Adam said: “I started making Frankie’s Fried Chicken and waffles, and it was delicious. The name came after my daughter was born. We would make waffles together, so it just felt natural to call it this way. Gluten free cooking is massively important in my house and the products available are really good now. By cooking everything from scratch, I know exactly what’s in the food and that is important to me.”
Two of Adam’s favourite dishes are:
tomahawk steak, cooked medium rare, with a punchy chimichurri;
venison cooked with celeriac puree, slow braised carrots and a blackberry sauce.
Growing up, Adam had enjoyed PE and playing sports, especially rugby, and he was part of the school rugby team.
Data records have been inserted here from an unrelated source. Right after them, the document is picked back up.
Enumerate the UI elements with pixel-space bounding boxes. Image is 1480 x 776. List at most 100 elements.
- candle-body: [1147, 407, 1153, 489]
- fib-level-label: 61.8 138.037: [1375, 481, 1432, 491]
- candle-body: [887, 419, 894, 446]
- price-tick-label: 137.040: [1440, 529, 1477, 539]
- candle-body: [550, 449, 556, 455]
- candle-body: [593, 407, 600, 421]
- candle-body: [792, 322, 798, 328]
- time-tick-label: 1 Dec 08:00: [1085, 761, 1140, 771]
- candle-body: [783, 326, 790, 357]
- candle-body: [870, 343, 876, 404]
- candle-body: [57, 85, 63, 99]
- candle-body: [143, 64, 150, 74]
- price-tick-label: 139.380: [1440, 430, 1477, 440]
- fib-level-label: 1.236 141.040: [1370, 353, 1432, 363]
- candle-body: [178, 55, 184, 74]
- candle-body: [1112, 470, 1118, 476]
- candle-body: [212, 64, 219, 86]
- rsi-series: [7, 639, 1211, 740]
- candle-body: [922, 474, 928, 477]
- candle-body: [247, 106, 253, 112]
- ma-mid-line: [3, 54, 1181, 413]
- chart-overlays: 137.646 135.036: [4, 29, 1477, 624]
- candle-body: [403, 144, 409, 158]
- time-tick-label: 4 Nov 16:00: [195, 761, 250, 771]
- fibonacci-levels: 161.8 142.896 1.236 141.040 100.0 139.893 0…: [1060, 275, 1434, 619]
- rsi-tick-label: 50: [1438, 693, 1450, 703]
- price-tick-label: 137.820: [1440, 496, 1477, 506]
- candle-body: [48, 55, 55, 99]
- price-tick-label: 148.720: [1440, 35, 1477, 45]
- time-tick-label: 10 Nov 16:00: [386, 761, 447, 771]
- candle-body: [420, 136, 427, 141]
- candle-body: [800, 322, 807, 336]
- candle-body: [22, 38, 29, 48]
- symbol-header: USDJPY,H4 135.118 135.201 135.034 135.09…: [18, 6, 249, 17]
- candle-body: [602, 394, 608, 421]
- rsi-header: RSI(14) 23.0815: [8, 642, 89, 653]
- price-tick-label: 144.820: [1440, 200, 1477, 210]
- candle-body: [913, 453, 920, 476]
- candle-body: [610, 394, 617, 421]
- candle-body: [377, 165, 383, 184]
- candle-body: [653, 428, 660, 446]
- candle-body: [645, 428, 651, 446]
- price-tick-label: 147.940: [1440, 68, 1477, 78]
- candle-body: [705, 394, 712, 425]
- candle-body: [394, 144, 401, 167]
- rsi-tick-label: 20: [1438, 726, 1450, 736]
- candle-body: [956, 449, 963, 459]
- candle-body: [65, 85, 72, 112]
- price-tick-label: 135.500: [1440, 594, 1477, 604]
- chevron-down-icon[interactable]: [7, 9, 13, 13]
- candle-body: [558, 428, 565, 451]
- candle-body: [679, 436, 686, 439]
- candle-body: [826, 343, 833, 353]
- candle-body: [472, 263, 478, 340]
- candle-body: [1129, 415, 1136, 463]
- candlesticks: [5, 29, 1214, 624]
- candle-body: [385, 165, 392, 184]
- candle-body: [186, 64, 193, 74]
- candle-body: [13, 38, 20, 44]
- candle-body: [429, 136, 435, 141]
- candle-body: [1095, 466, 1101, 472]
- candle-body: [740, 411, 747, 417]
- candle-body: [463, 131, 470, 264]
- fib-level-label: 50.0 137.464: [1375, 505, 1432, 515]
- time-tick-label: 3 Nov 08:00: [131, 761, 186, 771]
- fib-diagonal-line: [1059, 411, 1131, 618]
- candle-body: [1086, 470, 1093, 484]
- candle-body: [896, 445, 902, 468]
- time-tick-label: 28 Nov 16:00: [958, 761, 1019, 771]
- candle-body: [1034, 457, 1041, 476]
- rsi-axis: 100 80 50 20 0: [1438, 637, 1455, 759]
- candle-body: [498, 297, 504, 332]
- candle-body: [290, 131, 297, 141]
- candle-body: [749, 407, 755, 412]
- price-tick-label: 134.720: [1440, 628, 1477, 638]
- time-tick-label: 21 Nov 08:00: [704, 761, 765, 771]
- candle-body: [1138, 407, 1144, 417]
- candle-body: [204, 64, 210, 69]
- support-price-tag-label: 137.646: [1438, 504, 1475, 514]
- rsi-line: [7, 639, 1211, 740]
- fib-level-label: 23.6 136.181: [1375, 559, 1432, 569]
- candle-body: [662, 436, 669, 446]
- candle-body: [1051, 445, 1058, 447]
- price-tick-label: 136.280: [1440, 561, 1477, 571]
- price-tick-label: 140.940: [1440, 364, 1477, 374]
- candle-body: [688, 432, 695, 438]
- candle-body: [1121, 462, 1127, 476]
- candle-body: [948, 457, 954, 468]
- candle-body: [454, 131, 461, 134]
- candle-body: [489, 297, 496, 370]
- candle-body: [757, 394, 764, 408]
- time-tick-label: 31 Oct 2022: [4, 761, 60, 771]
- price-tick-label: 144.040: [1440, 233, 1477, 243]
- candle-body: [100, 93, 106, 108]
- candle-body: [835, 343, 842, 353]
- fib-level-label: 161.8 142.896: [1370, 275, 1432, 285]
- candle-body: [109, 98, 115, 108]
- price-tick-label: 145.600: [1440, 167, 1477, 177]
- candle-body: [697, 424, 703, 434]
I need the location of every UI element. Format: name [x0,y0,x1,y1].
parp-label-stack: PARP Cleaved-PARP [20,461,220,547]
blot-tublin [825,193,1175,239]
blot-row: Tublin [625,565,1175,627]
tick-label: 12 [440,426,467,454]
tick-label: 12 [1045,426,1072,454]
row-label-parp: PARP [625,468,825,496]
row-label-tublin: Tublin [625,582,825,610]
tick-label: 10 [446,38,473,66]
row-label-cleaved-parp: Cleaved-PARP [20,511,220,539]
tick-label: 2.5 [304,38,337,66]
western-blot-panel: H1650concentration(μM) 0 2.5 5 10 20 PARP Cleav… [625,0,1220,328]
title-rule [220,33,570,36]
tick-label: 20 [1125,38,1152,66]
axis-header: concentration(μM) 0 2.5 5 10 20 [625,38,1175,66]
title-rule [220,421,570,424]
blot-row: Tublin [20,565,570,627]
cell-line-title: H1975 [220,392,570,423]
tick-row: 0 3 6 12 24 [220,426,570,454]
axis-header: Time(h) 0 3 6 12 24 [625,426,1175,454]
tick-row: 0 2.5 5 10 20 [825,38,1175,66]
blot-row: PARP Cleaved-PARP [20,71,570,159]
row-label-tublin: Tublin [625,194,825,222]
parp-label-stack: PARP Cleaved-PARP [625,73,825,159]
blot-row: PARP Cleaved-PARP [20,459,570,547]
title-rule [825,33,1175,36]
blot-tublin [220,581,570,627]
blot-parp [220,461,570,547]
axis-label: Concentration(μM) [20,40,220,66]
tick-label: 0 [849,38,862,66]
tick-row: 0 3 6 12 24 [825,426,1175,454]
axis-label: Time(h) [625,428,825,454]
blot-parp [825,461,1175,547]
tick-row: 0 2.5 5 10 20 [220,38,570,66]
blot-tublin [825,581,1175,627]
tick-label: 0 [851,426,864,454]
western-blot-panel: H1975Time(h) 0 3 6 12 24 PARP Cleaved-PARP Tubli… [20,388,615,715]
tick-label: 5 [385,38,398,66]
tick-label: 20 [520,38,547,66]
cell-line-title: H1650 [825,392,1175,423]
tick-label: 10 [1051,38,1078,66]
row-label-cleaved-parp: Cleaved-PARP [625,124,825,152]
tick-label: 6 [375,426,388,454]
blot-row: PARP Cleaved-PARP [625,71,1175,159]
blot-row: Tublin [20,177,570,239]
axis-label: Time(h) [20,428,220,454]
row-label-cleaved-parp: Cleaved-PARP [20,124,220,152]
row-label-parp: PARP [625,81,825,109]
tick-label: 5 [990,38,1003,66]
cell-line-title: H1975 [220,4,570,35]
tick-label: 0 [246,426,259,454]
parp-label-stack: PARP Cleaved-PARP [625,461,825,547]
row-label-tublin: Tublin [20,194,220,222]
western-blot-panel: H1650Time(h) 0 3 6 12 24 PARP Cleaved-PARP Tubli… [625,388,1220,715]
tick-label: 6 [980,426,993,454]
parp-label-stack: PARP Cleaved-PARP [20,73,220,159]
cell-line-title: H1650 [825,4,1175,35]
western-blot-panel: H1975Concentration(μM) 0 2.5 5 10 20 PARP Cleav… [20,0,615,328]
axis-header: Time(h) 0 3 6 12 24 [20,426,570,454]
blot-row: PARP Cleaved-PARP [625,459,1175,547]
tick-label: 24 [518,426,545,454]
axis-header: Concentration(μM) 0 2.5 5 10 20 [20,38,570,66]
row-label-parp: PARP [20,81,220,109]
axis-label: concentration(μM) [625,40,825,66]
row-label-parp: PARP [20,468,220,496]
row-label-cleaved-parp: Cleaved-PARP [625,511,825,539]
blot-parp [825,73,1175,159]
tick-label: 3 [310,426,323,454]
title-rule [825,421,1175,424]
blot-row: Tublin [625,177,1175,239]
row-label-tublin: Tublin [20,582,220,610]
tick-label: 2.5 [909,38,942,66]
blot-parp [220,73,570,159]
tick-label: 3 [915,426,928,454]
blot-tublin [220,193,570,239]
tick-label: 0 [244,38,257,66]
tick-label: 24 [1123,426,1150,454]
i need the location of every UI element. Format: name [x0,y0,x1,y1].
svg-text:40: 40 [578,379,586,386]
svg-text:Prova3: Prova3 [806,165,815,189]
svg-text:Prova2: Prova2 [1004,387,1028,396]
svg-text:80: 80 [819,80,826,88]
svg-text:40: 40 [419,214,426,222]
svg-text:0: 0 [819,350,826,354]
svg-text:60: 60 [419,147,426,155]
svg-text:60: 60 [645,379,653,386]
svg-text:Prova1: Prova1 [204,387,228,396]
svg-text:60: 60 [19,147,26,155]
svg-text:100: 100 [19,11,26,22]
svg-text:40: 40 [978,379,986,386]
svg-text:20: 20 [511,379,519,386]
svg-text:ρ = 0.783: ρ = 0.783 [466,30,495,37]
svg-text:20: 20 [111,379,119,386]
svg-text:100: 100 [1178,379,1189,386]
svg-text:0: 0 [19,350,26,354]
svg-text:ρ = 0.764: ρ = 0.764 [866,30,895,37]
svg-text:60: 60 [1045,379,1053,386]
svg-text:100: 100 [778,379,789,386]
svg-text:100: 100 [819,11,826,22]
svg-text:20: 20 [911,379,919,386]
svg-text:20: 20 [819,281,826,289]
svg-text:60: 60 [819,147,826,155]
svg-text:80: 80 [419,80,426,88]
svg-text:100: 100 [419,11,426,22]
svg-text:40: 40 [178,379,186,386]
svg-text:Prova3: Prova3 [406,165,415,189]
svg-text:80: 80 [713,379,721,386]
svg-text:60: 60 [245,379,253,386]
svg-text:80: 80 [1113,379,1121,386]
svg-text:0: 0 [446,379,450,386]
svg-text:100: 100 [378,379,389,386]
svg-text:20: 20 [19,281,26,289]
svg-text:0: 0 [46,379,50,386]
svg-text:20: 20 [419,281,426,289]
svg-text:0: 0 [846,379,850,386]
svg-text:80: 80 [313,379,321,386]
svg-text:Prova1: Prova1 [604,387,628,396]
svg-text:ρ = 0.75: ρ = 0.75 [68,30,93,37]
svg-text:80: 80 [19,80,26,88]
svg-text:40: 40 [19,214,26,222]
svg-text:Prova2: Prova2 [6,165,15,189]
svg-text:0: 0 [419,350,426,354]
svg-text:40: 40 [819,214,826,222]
Then, after finishing school, he decided to follow in his Dad’s footsteps as a builder himself. His inspiration for cooking comes from his Dad, who died when Adam was just 21.
Since his appearance on the TV culinary show, Adam has been busy building his profile as a chef while also working as a builder.
He said: “Navigating both careers has definitely been tricky. It’s a hard balance to keep people happy and give the time that this new path needs, and still spend time with my wife and young family. Luckily, the company I bricklay for have been massively supportive of the whole journey. They have even dined at my Supper Clubs.”
“I think with anything in life, you can take the easy route and stick to a job that pays well, but doesn’t make you fully happy, or take a risk on something that you want. I am so glad that I am doing what I love. At my last Frankie’s Pop up at The Scrandit, in Bristol, I was working around 12-13 hours a day, but I loved every single second of it.”
Adam said: “My ideal goal would be to open a Frankie’s Fried chicken and waffles in every town in England, then continue on with my private dining and supper clubs, that will be named after my son Ralph.”